Stahl Jürg · Nationalrat · 2003-06-17
Stahl Jürg · Nationalrat · Zürich · Fraktion der Schweizerischen Volkspartei · 2003-06-17
Wortprotokoll
Die SVP-Fraktion wird, wie sie das auch schon im letzten Dezember gemacht hat, die Mehrheit unterstützen, weil wir der Überzeugung sind, dass der Antrag der Minderheit einen zu grossen und einengenden Eingriff in die Therapiefreiheit darstellt. Denn die Wichtigkeit der Therapiefreiheit für Patientinnen und Patienten ist enorm gross.

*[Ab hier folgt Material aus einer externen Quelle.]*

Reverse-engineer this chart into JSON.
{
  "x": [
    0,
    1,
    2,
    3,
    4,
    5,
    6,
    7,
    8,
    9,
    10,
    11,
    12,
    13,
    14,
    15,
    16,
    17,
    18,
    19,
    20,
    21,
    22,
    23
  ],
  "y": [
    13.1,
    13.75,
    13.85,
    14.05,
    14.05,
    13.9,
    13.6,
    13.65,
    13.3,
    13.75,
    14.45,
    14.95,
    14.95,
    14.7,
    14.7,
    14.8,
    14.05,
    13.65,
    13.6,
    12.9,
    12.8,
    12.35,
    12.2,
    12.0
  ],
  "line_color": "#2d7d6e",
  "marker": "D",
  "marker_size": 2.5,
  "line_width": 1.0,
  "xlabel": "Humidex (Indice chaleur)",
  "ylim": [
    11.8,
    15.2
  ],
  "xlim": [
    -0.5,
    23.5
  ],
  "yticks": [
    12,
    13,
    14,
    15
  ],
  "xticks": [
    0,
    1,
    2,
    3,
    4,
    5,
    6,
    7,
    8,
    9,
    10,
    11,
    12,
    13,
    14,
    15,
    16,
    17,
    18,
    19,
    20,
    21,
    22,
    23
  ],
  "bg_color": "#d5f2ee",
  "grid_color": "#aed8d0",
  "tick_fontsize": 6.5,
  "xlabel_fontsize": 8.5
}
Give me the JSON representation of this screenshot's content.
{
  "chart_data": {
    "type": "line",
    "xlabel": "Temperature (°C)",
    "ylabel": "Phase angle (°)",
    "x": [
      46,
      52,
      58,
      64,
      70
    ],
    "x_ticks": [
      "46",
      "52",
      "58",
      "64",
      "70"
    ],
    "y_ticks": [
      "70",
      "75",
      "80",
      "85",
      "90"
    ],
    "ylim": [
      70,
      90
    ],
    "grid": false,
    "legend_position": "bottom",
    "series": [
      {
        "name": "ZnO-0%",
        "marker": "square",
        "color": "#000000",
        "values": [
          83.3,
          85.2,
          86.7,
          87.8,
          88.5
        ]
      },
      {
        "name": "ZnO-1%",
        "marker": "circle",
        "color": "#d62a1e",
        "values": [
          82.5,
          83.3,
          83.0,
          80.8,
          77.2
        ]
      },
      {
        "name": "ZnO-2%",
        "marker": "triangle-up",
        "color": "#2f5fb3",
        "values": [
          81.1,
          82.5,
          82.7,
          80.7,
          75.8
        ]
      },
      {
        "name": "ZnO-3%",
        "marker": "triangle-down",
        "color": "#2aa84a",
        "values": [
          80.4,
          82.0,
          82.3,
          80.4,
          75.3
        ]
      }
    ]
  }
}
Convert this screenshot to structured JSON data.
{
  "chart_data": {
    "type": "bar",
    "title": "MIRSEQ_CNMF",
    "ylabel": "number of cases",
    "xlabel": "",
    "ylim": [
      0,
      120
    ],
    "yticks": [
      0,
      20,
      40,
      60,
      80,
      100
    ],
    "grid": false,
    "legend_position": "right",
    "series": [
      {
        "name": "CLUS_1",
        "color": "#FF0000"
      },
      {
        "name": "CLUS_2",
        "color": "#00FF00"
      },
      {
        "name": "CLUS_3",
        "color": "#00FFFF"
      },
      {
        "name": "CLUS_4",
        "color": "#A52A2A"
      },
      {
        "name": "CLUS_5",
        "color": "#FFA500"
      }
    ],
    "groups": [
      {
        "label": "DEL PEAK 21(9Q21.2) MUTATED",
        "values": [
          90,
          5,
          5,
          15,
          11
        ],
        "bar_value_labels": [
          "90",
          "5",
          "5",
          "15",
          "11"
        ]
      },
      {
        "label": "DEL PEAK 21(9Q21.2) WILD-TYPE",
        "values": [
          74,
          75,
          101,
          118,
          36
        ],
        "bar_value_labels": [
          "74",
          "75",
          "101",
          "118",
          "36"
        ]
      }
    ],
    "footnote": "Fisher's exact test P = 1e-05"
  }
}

Damit die geeignete Therapie verschrieben werden kann, müssen verschiedene Faktoren in die Entscheidung einbezogen werden, um abwägen zu können. Der Faktor "billigst" oder "kostengünstigst" darf nicht allein entscheidend sein, sondern es sind die Faktoren der optimalen Eignung für die Patienten und der wirtschaftlichen Leistung im Zusammenhang. Nur so können sowohl die Verschreibungs- als auch die Abgabequalität weiterhin sichergestellt werden, dies zugunsten des Patienten.
Aber der Antrag der Minderheit Goll sieht neben der zwingenden Abgabe der billigsten Therapie auch die zwingende Formulierung der Wirkstoffverschreibung vor. Diese Wirkstoffverschreibung ist aber ein grundsätzlicher Systemwechsel, welcher einer intensiveren Planung bedarf und vor allem auch in die Ausbildung einfliessen muss.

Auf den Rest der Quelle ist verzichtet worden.